Dracula: The Bloody Truth review – defanged comedy stretches the joke too far

Dracula: The Bloody Truth review – defanged comedy stretches the joke too far

Octagon, Bolton
Bram Stoker’s novel gets redone in the style of The Play That Goes Wrong, in an energetically performed but ultimately feeble farce

We have a cost of living crisis and a boring election and a summer that keeps stalling and, for all I know, maybe audiences have an appetite for a comedy take on Dracula – a novel famed for not being in the least bit funny. It would be hard to begrudge them such innocent pleasure – especially when it’s performed with the elan of this Octagon/Stephen Joseph theatre co-production. But, really, it is feeble stuff.

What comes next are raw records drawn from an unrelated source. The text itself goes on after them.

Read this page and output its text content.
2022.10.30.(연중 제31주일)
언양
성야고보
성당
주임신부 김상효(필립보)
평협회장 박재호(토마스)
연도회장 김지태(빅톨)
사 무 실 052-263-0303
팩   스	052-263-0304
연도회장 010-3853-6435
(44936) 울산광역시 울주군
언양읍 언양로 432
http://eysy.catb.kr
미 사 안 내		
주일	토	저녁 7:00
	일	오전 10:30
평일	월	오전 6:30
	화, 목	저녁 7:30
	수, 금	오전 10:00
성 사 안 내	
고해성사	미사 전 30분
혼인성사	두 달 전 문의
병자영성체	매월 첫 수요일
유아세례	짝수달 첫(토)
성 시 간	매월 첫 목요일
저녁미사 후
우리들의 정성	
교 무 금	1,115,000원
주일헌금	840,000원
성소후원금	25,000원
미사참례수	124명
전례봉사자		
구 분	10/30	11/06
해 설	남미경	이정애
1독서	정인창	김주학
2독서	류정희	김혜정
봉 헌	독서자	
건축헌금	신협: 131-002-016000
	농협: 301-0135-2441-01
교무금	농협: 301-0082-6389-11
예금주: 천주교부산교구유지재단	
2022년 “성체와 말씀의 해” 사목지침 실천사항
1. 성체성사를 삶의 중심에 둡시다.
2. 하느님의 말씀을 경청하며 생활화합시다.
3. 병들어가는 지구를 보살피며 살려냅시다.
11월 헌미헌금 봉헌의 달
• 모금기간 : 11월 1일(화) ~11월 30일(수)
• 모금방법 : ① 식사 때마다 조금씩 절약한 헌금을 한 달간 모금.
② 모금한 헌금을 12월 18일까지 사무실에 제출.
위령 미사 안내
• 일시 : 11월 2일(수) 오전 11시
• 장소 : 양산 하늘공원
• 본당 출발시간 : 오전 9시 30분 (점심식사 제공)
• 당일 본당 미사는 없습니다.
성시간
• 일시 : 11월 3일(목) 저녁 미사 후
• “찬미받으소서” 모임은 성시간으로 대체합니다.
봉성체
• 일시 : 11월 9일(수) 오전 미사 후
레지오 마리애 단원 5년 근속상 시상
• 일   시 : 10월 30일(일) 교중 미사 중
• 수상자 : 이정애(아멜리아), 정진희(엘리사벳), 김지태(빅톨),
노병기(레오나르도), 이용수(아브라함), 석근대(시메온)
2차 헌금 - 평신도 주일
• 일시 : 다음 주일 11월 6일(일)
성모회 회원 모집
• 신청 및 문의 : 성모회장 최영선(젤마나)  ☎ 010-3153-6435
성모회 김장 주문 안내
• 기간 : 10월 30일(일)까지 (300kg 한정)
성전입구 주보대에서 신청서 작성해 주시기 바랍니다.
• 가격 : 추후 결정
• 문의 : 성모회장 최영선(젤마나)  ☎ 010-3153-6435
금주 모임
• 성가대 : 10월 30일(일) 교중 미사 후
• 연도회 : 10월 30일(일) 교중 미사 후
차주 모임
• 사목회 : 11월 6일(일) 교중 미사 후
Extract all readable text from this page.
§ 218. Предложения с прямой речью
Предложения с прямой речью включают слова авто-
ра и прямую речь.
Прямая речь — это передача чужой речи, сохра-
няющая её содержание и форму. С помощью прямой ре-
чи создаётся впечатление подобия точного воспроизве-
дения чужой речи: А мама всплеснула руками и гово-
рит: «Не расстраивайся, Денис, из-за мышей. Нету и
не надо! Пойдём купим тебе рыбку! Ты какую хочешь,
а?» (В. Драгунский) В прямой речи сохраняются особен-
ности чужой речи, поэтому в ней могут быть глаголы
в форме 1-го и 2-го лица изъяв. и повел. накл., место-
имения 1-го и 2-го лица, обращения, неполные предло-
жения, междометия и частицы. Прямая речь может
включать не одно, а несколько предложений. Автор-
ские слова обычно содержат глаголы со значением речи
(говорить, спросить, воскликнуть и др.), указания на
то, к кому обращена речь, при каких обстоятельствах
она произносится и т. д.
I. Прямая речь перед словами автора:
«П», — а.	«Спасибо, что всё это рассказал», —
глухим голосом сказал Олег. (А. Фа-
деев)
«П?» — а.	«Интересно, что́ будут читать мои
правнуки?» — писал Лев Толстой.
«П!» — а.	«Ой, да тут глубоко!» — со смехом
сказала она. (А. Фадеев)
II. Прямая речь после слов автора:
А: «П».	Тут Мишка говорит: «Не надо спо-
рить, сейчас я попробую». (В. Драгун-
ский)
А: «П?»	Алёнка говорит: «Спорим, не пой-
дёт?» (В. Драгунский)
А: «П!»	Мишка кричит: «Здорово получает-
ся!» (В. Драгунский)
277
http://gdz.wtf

Written by John Nicholson and the theatre company Le Navet Bete (aka Al Dunn, Nick Bunt and Matt Freeman), the Bram Stoker reworking follows in the tradition of the Farndale Avenue Housing Estate Townswomen’s Guild Dramatic Society, National Theatre of Brent and, latterly, The Play That Goes Wrong. The joke is that Professor Van Helsing (Chris Hannon) wants to tell the true story of the Transylvanian count, not the version pedalled by Stoker – “you are here to be educated not entertained” – and has recruited three hapless actors to play it out with the minimum of artifice.